Court Opinion

ID: 6309775
Source: CourtListenerOpinion
Date Created: 2022-02-18 19:20:54.67754+00
Date Added: 2024-06-11T08:59:02.825347
License: Public Domain

the opinion of the Court was filed by
Paxson, J.:
This is a question of costs. We have no less than four decrees of the court below, from the last of which this appeal was taken.
The first decree was made January 24, 1881, and was a final decree in the cause. While it is not clearly expressed, it is yet evident that the plaintiffs’ bill was dismissed, the injunction dissolved, and the costs of the suit in equity, “ excepting the costs incurred before the master by the taking of testimony in behalf of the defendants,” were imposed upon the plaintiff. That portion of the decree regarding the costs is obscure, but we think the meaning of the decree is to put the costs as above stated upon the plaintiff. It provides for collecting them out of his property, and although the decree could not be enforced as made ; that is to say, the costs in the suit in equity could not be taxed and collected in another and independent suit upon the mortgage, yet we are of opinion the liability of the plaintiff for the, costs was fixed by this decree, and, as there was no appeal therefrom, we are unable to see how it could afterwards be changed without the consent of the parties.
Next came the decree of July 2, 1881, which provided merely for the payment of the master’s fee of fifty dollars. Ten dollars thereof was ordered to be paid by Joseph Nesbit, one of the defendants, and the remaining forty dollars by the plaintiffs. This was in entire harmony with the decree of January 24, and was evidently in aid thereof.

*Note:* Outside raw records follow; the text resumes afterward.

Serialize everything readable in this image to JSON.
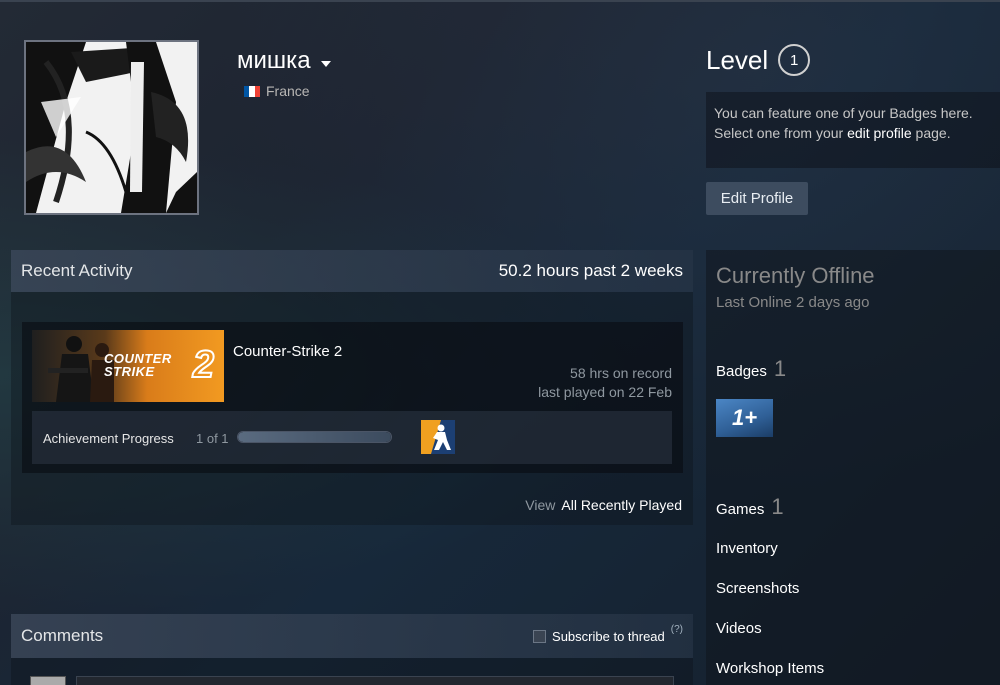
{
  "profile": {
    "persona_name": "мишка",
    "country": "France",
    "flag_colors": [
      "#0055A4",
      "#FFFFFF",
      "#EF4135"
    ]
  },
  "level": {
    "label": "Level",
    "value": "1"
  },
  "badge_note": {
    "line1": "You can feature one of your Badges here.",
    "line2_prefix": "Select one from your ",
    "line2_link": "edit profile",
    "line2_suffix": " page."
  },
  "edit_profile_label": "Edit Profile",
  "recent_activity": {
    "title": "Recent Activity",
    "hours_summary": "50.2 hours past 2 weeks",
    "game": {
      "name": "Counter-Strike 2",
      "capsule_title_line1": "COUNTER",
      "capsule_title_line2": "STRIKE",
      "capsule_number": "2",
      "hours_on_record": "58 hrs on record",
      "last_played": "last played on 22 Feb",
      "achievement_label": "Achievement Progress",
      "achievement_count": "1 of 1",
      "achievement_progress": 1.0
    },
    "view_label": "View",
    "view_link": "All Recently Played"
  },
  "comments": {
    "title": "Comments",
    "subscribe_label": "Subscribe to thread",
    "help_label": "(?)"
  },
  "sidebar": {
    "status": "Currently Offline",
    "last_online": "Last Online 2 days ago",
    "badges_label": "Badges",
    "badges_count": "1",
    "badge_text": "1+",
    "games_label": "Games",
    "games_count": "1",
    "inventory_label": "Inventory",
    "screenshots_label": "Screenshots",
    "videos_label": "Videos",
    "workshop_label": "Workshop Items"
  }
}
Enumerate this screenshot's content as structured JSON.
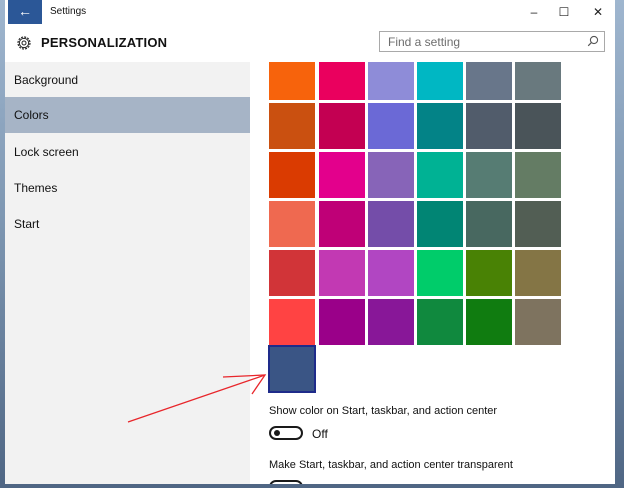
{
  "titlebar": {
    "app_title": "Settings",
    "back_icon": "←",
    "minimize_icon": "–",
    "maximize_icon": "☐",
    "close_icon": "✕"
  },
  "header": {
    "title": "PERSONALIZATION",
    "search_placeholder": "Find a setting"
  },
  "sidebar": {
    "items": [
      {
        "label": "Background",
        "active": false
      },
      {
        "label": "Colors",
        "active": true
      },
      {
        "label": "Lock screen",
        "active": false
      },
      {
        "label": "Themes",
        "active": false
      },
      {
        "label": "Start",
        "active": false
      }
    ]
  },
  "colors": {
    "swatch_rows": [
      [
        "#f7630c",
        "#ea005e",
        "#8e8cd8",
        "#00b7c3",
        "#68768a",
        "#69797e"
      ],
      [
        "#ca5010",
        "#c30052",
        "#6b69d6",
        "#038387",
        "#515c6b",
        "#4a5459"
      ],
      [
        "#da3b01",
        "#e3008c",
        "#8764b8",
        "#00b294",
        "#567c73",
        "#647c64"
      ],
      [
        "#ef6950",
        "#bf0077",
        "#744da9",
        "#018574",
        "#486860",
        "#525e54"
      ],
      [
        "#d13438",
        "#c239b3",
        "#b146c2",
        "#00cc6a",
        "#498205",
        "#847545"
      ],
      [
        "#ff4343",
        "#9a0089",
        "#881798",
        "#10893e",
        "#107c10",
        "#7e735f"
      ]
    ],
    "selected_color": "#3a5585"
  },
  "settings": {
    "show_color_label": "Show color on Start, taskbar, and action center",
    "show_color_state": "Off",
    "transparent_label": "Make Start, taskbar, and action center transparent"
  },
  "annotation": {
    "arrow_color": "#e8262b"
  }
}
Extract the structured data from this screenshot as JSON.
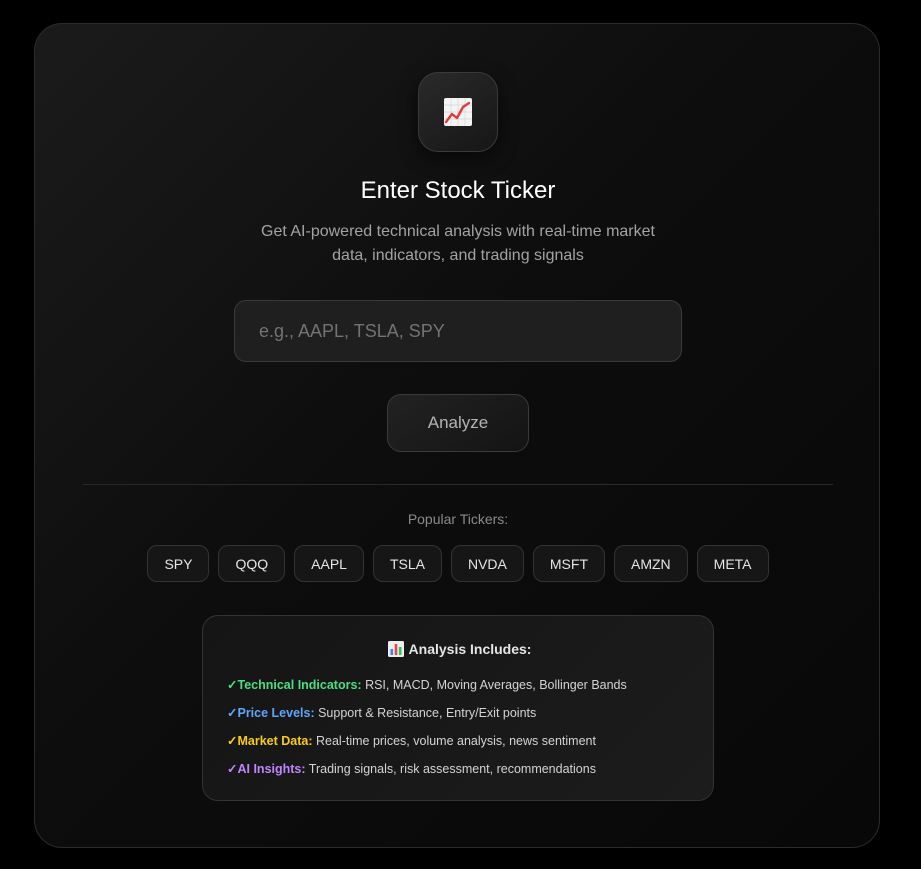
{
  "header": {
    "logo_icon": "chart-increasing-icon",
    "title": "Enter Stock Ticker",
    "subtitle": "Get AI-powered technical analysis with real-time market data, indicators, and trading signals"
  },
  "search": {
    "placeholder": "e.g., AAPL, TSLA, SPY",
    "value": ""
  },
  "analyze_label": "Analyze",
  "popular": {
    "label": "Popular Tickers:",
    "tickers": [
      "SPY",
      "QQQ",
      "AAPL",
      "TSLA",
      "NVDA",
      "MSFT",
      "AMZN",
      "META"
    ]
  },
  "includes": {
    "icon": "bar-chart-icon",
    "title": "Analysis Includes:",
    "check": "✓",
    "items": [
      {
        "label": "Technical Indicators:",
        "text": " RSI, MACD, Moving Averages, Bollinger Bands",
        "color": "#4ade80"
      },
      {
        "label": "Price Levels:",
        "text": " Support & Resistance, Entry/Exit points",
        "color": "#60a5fa"
      },
      {
        "label": "Market Data:",
        "text": " Real-time prices, volume analysis, news sentiment",
        "color": "#facc15"
      },
      {
        "label": "AI Insights:",
        "text": " Trading signals, risk assessment, recommendations",
        "color": "#c084fc"
      }
    ]
  }
}
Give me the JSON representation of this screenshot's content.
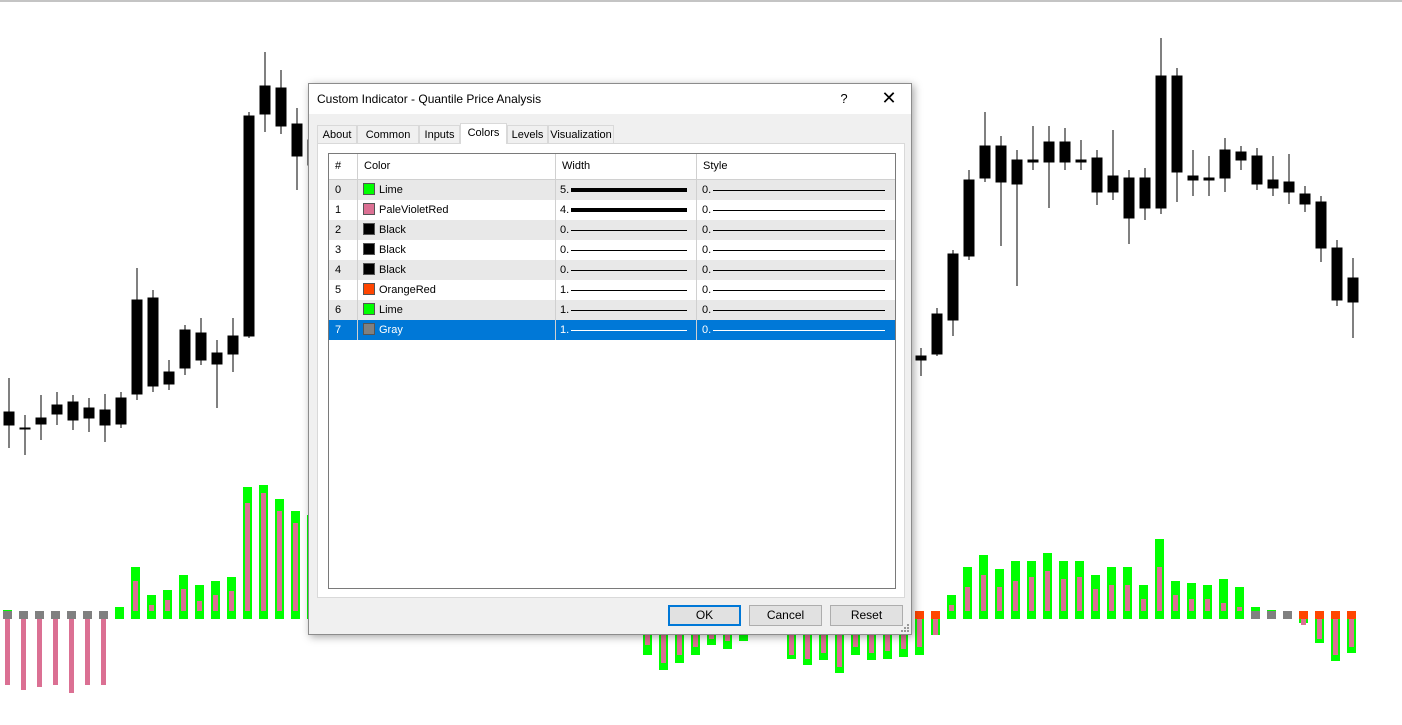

*181Then we have the decree of July 9, 1881, which is called the “final decree as to costs.” It provides that “the order of the court of July 2, 1881, is so far modified as to release the plaintiffs from paying any portion of the costs in this case, and it is hereby ordered that the sheriff pay T. C. Hippie, out of the sale of the real estate, forty dollars, and also to pay the balance of the costs in this case.”
It was urged that this order was intendea and treated as a rule upon the sheriff to show cause why the costs .in the equity suit should not be paid out of the funds in his hands produced by the sale of the plaintiffs’ real estate. There is some ground for this contention. The sheriff filed an answer, in which he set forth that he had no funds in his hands applicable to the costs ; that the mortgaged premises sold for less than the mortgage debt, and that he had taken the receipt of the mortgage creditor for the amount of the bid, less the costs of the sale.
Thus the matter stood until October 13, 1883, when the Court, treating the order of July 9, 1881, as a rule upon the sheriff, discharged said rule, directed the sheriff to deliver to Joseph Nesbit the sheriff’s deed for the property sold upon his receipting for $1,799 07, the proceeds of the sale belonging to him as a lien creditor, and that the plaintiffs pay the sum of forty dollars to the master as their proportion of the costs; that they pay all the other costs in the case, and that in default of such payment an attachment shall issue against said plaintiff to enforce payment of the sum.
It is obvious that this decree is in entire harmony with the final decree of the Court, made January 24, 1881, and, so far as it seeks the enforcement of that decree, is unobjectionable. Is the decree of July 9, 1881, in the way? IVe think not. We might well treat that order as the court below regarded it, as a mere rule upon the sheriff. As a final decree as to costs, it is insensible. It appears to release the plaintiffs from paying any portion of the costs, and yet it orders the costs to be paid out of the proceeds of the sale of the plaintiffs’ real estate. This order, as well as the final decree of January 24, 1881, was evidently made by the Court under the belief that the sale of the mortgaged premises of the plaintiffs would produce sufficient funds to pay the debt, interest, and costs upon that writ, the costs of the sheriff’s sale, and the costs in the equity suit. This, as we have said, was a mistake. As before observed, the costs in the equity suit could not be taxed in that case, and there was no *182fund to pay them. Upon whom, then, must the costs fall? Clearly upon the plaintiffs, whose bill was dismissed, and who were fixed for the costs by the decree of January 24, 1881.
Further, if we treat the order of July 9 as a decree as to costs, it will not avail, as it conflicts with the final decree of January 24. That decree was not appealed from. The order of July 2 was in the nature of execution process to enforce the decree of January 24. It does not purport to alter or amend it. That was a final and definitive decree, unreversed and unappealed. That portion of the order of July 9 which says: “The order of the court of July 2, 1881, is so far modified as to release the plaintiffs from paying any portion of the costs in the case.” was evidently inadvertently made by the court below upon the suggestion of counsel, without having the record of the case before it. It was so stated by the learned judge below in his opinion.
Objection was made to' that portion of the decree of October 13, 1883, which orders an attachment to go out, upon failure of the plaintiffs to pay the costs. As no attachment has in fact been issued; no harm has been done. It is proper to say, however, that an attachment will not lie for costs : Pierce v. Scott, Legal Int., Vol. 40, p. 320.
The decree is affirmed and the appeal dismissed at the costs of the appellants.